Les Français se bousculent sur la ligne de départ de la prochaine Coupe de l'America. La plus célèbre compétition de voile, vieille d'un siècle et demi, se disputera en 2013 sur des catamarans. Or les navigateurs hexagonaux sont des spécialistes des multicoques. Du coup, trois projets nationaux sont déjà déclarés: Aleph avec le soutien de la Fédération française de voile, Energy Team porté par les frères Peyron, et All 4 One, la structure franco-allemande de l'homme d'affaires Stéphane Kandler, qui a déjà à son actif une participation à l'épreuve avec Areva Challenge en 2007. Mais contrairement à ses concurrents, ce dernier n'a pas encore versé sa participation de 25 000 dollars (17 800 euros) pour être déclaré challenger officiel.
«Si les Français ont une chance de gagner, c'est cette fois-ci, assure Bruno Troublé, ancien barreur et porte-parole de la Louis Vuitton Cup, partenaire de la Coupe de l'America. Nous avons une vraie culture et une expertise du multicoque. Mais nous ne pouvons pas nous permettre d'avoir plusieurs projets majeurs. Pour maximiser les chances, il faudra réunir les forces et les hommes.» D'autant que le marché économique français n'a peut-être pas les moyens de supporter autant de projets.
Pour Aleph, le budget s'élève à 50 millions d'euros. Les frères Loïc et Bruno Peyron misent quant à eux sur 70 millions d'euros, tout comme All 4 One. Les trois projets courent après un ou deux partenaires pouvant investir entre 15 et 20 millions d'euros annuels sur trois ans. «L'histoire de la Coupe de l'America en France ne plaide pas pour trouver des partenaires du niveau requis, estime Serge Valentin, président de l'agence Fairplay et spécialiste de la voile. Toutefois, les marques intéressées sont internationales. Peu importe donc qu'elles soient françaises ou pas.»
«Discussions avancées»
Ce genre de problème est typiquement français. L'Italie a toujours engagé plusieurs bateaux sur les précédentes éditions de la Coupe de l'America. «Mais ils bénéficiaient de l'appui d'une grande fortune, indique Thierry Reboul, président d'Ubi Bene et chargé du marketing sur le projet Energy Team.
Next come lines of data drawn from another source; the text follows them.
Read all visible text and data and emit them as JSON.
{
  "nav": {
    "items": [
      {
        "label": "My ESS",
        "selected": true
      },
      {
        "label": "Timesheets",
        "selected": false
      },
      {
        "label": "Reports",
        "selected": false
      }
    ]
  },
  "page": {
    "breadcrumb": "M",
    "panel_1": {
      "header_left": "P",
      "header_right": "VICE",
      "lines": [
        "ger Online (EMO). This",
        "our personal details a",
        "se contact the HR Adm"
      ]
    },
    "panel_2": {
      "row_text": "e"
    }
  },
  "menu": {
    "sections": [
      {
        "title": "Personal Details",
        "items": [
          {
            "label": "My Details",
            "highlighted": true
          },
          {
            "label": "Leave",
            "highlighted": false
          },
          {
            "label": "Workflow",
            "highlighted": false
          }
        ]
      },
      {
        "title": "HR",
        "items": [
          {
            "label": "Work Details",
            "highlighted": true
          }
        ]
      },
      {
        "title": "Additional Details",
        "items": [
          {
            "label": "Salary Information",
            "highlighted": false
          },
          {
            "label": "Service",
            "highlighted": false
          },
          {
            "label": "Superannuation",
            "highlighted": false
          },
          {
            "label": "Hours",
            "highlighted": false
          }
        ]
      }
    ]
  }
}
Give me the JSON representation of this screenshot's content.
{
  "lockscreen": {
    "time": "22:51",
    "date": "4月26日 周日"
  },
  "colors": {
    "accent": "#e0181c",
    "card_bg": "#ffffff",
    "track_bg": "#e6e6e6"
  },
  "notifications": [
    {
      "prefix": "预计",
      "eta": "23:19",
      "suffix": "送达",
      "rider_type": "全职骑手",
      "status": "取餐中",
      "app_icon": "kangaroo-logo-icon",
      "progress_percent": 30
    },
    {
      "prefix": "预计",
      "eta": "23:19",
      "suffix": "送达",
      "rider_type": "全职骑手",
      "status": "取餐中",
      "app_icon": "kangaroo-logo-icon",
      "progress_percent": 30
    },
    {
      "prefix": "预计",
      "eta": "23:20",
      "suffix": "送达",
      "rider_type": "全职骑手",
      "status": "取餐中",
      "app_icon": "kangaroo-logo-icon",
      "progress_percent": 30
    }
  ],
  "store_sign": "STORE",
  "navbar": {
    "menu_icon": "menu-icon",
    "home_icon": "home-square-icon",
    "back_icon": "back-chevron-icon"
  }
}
En France, nous ne pouvons compter que sur une quinzaine de multinationales privées. L'équation est donc compliquée.»
Malgré cette contrainte, c'est auprès des marques françaises que les patrons des défis restent les plus actifs. «Le principe, c'est que le projet en lui-même est français, insiste Philippe Ligot, initiateur d'Aleph. Notre approche sportive est le maillot national. Nous vendons le label "Équipe de France". Mais si un partenaire étranger est intéressé, je ne lui fermerai pas la porte.» Comme les deux autres, Aleph voit l'échéance se rapprocher. Le délai de fabrication d'un bateau compétitif – six mois incompressibles – impose une prise de décision définitive avant mai. Début mars, les trois projets annonçaient «des discussions avancées avec de grandes sociétés»… mais rien de concret. Dommage, car la perspective de voir un skippeur français brandir l'Aiguière d'argent au sein d'une équipe française s'éloigne aussi.